Aereo Oral Arguments

Yesterday, the Supreme Court heard oral arguments for American Broadcasting Companies, Inc. v. Aereo Inc. (or the Aereo case).  I’ve covered the specifics of the Aereo case a few times at this point, so instead I’ll focus on what the justices said and what that potentially means for the case.  

Not surprisingly, a good deal of the justices’ questioning fell on Aereo’s technical aspects.  A lot of how the Supreme Court rules hinges on whether Aereo’s system infringes on the public performance rights in copyright law, which allow for the rights holder to control public performances of their work.  In the Aereo’s case, this means that the television companies (and the various other companies that own the rights to various television programs) can claim infringement if the Court feels that Aereo’s retransmission and storage of recorded programs is not private.  Chief Justice Roberts, for example, expressed his notion that Aereo was simply attempting to engineer around Cablevision’s holding and (according to SCOTUSBlog) the rest of the bench appeared to share this sentiment.  Ginsberg, in particular, seemed rather put off by the fact that Aereo is avoiding retransmission fees through their business model.  Sotomayor explicitly compared Aereo’s services to Netflix and Hulu, adding that those services have to pay rights holders for their content.   

However, the Court appeared to be very cautious about any unintended consequences in various burgeoning technological fields.  Aereo’s technology involves cloud storage and streaming technology, and the justices seemed to worry that their ruling could negatively impact a number of other services that utilize similar technology to different ends (iCloud and Dropbox got specific mentions in that regard, by Justice Sotomayor).  This represents a legitimate concern in the case, given how some of these services (particularly Google Music or any cloud storage service) rely heavily on the Cablevision case for their legal underpinnings.  The legality of services like Google Music and Dropbox becomes much more tenuous without Cablevision (and its holding that an item stored remotely on a company’s servers can still be protected from copyright liability as long as it only has an intended audience of one).  The Justices quite wisely recognized that aspect of the case, and appeared to spend quite a bit of time hashing out these issues with both parties’ attorneys.

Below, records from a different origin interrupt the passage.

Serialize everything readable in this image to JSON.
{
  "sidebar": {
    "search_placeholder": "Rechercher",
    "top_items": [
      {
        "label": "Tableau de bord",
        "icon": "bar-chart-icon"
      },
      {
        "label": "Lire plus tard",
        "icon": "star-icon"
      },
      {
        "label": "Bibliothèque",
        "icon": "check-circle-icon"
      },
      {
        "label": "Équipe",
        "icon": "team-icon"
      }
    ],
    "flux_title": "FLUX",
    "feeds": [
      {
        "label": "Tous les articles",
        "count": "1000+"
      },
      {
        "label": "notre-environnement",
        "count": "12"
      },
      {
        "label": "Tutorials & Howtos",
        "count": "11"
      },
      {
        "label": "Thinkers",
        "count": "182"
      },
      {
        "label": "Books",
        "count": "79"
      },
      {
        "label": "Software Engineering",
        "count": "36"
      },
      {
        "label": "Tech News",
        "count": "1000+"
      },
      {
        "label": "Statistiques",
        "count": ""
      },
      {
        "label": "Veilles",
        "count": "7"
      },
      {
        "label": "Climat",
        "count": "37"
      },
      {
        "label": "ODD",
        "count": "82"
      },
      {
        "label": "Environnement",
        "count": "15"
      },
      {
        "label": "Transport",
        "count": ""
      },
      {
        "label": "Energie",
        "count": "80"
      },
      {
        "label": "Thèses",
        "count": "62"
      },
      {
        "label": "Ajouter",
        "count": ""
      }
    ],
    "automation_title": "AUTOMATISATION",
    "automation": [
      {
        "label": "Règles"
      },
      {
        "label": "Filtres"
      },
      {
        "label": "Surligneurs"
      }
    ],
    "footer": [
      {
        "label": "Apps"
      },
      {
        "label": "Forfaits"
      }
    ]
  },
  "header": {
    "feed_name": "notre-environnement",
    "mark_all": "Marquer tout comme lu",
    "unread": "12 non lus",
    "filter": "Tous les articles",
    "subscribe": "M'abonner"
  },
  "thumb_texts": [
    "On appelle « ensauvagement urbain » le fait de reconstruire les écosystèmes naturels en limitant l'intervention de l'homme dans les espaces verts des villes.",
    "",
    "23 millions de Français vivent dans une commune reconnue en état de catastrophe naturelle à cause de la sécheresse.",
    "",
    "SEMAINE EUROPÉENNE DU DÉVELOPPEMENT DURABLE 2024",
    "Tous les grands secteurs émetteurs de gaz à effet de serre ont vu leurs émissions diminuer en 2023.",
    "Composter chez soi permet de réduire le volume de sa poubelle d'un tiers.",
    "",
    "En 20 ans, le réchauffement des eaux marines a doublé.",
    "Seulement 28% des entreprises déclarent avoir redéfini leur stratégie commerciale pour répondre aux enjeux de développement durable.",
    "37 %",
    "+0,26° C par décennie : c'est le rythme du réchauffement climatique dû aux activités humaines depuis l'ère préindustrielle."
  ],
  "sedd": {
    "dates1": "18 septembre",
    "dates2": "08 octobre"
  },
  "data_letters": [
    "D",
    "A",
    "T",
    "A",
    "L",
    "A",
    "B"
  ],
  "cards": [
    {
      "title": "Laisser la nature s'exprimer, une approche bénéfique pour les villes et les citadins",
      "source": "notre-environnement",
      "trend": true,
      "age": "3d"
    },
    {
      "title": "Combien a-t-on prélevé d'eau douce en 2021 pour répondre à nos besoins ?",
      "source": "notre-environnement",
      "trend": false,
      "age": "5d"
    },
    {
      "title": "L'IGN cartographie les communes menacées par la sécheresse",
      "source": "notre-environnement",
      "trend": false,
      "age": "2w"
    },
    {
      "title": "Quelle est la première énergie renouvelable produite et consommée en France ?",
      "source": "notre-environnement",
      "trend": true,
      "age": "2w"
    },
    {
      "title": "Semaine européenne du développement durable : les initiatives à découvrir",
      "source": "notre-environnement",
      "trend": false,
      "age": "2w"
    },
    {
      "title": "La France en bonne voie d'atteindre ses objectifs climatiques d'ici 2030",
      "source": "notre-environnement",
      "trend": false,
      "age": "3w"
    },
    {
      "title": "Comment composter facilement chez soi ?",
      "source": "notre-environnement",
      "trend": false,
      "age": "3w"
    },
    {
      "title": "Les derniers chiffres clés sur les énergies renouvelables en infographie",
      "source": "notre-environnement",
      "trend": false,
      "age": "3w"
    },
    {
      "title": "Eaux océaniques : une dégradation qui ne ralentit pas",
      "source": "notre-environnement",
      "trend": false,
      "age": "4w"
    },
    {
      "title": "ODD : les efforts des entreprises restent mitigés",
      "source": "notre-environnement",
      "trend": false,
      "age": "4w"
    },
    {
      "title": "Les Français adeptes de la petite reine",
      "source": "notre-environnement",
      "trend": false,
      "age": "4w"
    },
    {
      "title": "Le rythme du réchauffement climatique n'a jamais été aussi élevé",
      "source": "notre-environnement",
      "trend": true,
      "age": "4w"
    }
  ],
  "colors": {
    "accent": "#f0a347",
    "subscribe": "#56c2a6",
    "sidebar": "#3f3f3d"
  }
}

As predicted, the Supreme Court’s ruling will likely hinge on how they choose to interpret Cablevision.  There was a rather interesting exchange between the two sides attorneys, where both attorneys pointed out that the Court would likely have to rule in Aereo’s favor if they viewed the end user as being the one who “performed” by selecting the particular program to view (this was obviously something of a concession on the broadcasters’ part).  Basically, the attorneys both said that if the Court views the end user as being the one performing the copyrighted work through their decision to play back a certain show or file as what constitutes a “performance” under Cablevision, then that performance must be private.  Such a ruling would provide greater clarity without altering the current precedent substantially, which appears to be a goal of the justices given their questioning.   

 Now, predicting Supreme Court rulings based on oral arguments is foolish.  The oral arguments only provide insight into what the justices think about the particular issues surrounding the case, as well as give them a chance to poke and prod the attorneys to see if the legal arguments in the briefs hold up under scrutiny.  However, there appear to be two takeaways from these oral arguments.  First, the justices appear to possess a degree of skepticism that Aereo’s service does not infringe on copyright law.  Second, they appear to want to avoid harming other services that might utilize cloud computing or streaming technology.  This might mean that the justices will try to construct a narrow holding that states that Aereo violated copyright law while otherwise leaving the Cablevision precedent untouched.  The justices may also decide that such a narrow ruling is impossible, and hold in Aereo’s favor as a result.  There may also be no solid holding, particularly since Justice Alito opted to recuse himself.  It should be interesting to see what the justices decide upon.